Professor J. Thomas McCarthy has provided the following thought-provoking comments on the CAFC's ruling last week in the ZERO case [TTABlogged here], in which the appellate court vacated and remanded the Board's decision, ruling that the Board erred in its "legal framing" of the genericness issue and erred in failing to assess the level of descriptiveness of the term ZERO. What do you think of the Professor's comments?

Every trademark lawyer knows that the line between generic and descriptive is worth fighting over. If the designation is put into the "generic name" category, then it's neither registerable as a mark nor protectable as a common law mark. If it's a "generic name," every competitor can use the words freely. If it's "descriptive," proving a secondary meaning can establish trademark rights.

The CAFC's ZERO decision of June 20, 2018 smudged that crucial line and in doing so, made it easier to put words into the generic name category, free for all to use. Royal Crown Co. v. The Coca-Cola Co., __ F.3d ___, 2018 WL 3040163 (Fed. Cir. 2018). The CAFC reversed the T.T.A.B.'s decision that dismissed the Opposition of Royal Crown to Coca-Cola's applications for various ZERO marks such as COCA-COLA ZERO and COKE ZERO without disclaiming "Zero." Royal Crown argued that ZERO was a generic name for soft drinks with minimal or no calories and if it was not a generic name, it was descriptive and Coca-Cola had not acquired a secondary meaning for it.

The CAFC launched its analysis of the generic name issue with a mis-step that it has made over and over in recent years. The court quoted from its 1986 Marvin Ginn decision that: "A generic term 'is the common descriptive name of a class of goods or services.'" That was what the Lanham Act said in 1986 but has not been the law for almost thirty years. A key 1989 statutory change deleted the confusing terminology "common descriptive name" to denote a generic name of a product or service. Yet, notwithstanding that statutory change, the Federal Circuit persists in mis-defining a generic name as "the common descriptive name." This was the court's first step in blurring the line between generic and descriptive.

In its second mis-step, the court stated, as it has repeatedly in the past, that "the critical issue in genericness cases is whether members of the relevant public primarily use or understand the term sought to be protected to refer to the genus of goods or services in question." In the Royal Crown decision, the court uses the terms "refer to" or "refers to" sixteen times.

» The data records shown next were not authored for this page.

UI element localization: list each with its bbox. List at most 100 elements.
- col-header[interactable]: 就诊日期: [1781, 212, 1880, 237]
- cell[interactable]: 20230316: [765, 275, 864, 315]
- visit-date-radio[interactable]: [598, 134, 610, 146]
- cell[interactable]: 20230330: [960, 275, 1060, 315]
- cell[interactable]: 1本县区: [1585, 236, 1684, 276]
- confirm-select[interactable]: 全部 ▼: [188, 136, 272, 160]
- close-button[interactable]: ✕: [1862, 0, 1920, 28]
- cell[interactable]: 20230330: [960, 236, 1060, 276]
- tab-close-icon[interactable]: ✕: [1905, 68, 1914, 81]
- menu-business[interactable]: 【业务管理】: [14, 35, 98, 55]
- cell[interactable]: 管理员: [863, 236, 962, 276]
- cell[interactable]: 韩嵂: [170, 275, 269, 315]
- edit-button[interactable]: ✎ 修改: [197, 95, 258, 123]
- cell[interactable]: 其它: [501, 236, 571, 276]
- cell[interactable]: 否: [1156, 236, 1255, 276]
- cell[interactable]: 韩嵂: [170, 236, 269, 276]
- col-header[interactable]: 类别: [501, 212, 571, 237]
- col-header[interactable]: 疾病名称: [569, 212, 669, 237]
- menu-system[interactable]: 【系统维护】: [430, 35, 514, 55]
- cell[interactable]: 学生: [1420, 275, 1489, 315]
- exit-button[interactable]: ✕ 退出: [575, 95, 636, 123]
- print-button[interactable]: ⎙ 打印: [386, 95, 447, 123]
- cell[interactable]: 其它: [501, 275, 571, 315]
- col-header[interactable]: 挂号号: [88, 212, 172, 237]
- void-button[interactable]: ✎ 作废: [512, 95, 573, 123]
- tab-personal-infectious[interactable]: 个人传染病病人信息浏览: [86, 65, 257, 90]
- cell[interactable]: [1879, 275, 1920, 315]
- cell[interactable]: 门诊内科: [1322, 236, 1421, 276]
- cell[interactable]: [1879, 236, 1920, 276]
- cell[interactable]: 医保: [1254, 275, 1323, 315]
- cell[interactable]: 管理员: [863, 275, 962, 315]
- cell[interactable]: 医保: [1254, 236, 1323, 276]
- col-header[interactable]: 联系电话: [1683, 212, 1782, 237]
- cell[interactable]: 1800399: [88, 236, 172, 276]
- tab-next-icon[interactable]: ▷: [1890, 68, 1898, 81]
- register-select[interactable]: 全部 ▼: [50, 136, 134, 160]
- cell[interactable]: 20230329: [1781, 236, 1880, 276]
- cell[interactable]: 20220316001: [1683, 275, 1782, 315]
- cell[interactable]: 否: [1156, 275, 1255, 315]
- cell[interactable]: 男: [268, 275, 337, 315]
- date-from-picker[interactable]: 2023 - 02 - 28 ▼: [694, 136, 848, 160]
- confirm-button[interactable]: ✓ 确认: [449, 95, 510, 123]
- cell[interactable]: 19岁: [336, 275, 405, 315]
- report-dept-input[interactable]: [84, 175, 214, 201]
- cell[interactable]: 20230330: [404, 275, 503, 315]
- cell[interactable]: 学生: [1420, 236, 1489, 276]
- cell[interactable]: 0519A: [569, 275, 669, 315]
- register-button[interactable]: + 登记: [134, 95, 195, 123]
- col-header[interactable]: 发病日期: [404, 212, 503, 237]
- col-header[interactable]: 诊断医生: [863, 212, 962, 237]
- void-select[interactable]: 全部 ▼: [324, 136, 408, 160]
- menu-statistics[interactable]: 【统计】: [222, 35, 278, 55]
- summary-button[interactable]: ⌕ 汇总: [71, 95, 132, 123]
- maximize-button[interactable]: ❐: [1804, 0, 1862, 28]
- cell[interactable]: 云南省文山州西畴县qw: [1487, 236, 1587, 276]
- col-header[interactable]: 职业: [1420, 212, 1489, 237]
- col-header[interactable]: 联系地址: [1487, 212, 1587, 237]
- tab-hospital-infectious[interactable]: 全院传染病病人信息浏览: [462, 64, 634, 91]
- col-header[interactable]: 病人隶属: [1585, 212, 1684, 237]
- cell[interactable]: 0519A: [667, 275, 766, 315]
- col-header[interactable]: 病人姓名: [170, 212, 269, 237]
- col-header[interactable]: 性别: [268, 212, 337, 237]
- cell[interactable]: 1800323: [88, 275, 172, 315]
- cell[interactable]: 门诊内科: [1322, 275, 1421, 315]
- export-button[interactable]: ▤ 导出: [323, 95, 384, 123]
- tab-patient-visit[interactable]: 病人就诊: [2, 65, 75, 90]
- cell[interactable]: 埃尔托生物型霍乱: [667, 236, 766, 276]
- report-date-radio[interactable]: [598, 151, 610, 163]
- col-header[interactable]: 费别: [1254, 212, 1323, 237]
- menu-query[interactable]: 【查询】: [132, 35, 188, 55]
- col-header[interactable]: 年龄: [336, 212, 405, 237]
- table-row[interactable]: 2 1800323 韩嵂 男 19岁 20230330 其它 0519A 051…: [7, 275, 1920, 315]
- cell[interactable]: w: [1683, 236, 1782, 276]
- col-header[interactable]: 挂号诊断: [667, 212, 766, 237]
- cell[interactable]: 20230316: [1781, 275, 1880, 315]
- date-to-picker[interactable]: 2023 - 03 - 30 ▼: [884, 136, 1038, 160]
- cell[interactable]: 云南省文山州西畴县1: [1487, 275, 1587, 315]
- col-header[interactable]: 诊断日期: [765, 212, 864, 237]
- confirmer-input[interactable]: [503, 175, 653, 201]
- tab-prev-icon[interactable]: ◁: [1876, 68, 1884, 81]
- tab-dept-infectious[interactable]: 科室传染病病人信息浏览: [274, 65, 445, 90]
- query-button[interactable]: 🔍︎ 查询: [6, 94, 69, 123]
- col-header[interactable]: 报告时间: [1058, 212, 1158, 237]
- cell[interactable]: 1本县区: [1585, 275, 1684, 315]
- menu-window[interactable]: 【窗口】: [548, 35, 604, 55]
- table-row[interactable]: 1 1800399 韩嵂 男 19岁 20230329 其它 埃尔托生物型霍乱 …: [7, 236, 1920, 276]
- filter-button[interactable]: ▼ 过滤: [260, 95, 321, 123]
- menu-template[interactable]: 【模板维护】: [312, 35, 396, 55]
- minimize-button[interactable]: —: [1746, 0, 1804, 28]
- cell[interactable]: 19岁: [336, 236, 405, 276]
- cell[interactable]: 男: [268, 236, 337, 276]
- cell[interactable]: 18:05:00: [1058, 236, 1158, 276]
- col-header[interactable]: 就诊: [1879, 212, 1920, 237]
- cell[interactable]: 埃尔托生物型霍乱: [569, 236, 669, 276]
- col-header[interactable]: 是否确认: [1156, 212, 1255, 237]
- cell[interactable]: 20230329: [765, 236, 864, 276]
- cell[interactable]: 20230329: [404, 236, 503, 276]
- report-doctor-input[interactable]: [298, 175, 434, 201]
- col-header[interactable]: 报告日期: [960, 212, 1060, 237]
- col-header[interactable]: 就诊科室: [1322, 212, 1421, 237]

In my view, this is not the law. It is a misleading and incorrect way of asking the question because it smears the critical line between a generic name and a descriptive word. "Refers to" is such a vague phrase that it could easily include both product names and product descriptions. For a hypothetical example, "heart healthy" "refers to" the content of a food. But while it "describes" the food, it does not "name" a food. I don't say that I had a glass of juice and a "heart healthy" for lunch. An order for a "heart healthy" at the deli counter will bring blank stares. While it's probably next to impossible to prove a secondary meaning in "heart healthy" (unless in combination with something else) it's hard for me to see how it should be categorized as a generic name of something. This is what the Federal Circuit was getting at in the "descriptive" part of its opinion, chiding the T.T.A.B. for not deciding if "zero" was "highly" descriptive and thus requiring much more convincing evidence of having acquired distinctiveness (secondary meaning.)

To determine genericness, the proper question to ask is if the designation is a name of the product or service. The Lanham Act does not ask if the word "refers to" a product or service. The statute in three places requires that the primary significance of the word be as a "generic name for the goods or services." Lanham Act § 14, 15 U.S.C.A. § 1064(3) (Cancellation); Lanham Act § 45, 15 U.S.C.A. § 1127 (Defining "abandonment"); Lanham Act § 15, 15 U.S.C.A. § 1065 (Exception to incontestable status).

The CAFC in the Royal Crown case concluded: "The Board therefore must consider whether ZERO is generic because it refers to a key aspect of at least a sub-group or type of the claimed beverage goods." This judicial re-writing of the statute smudges the line between descriptive and generic. It expands the "generic name" category to include words that describe but do not name the goods.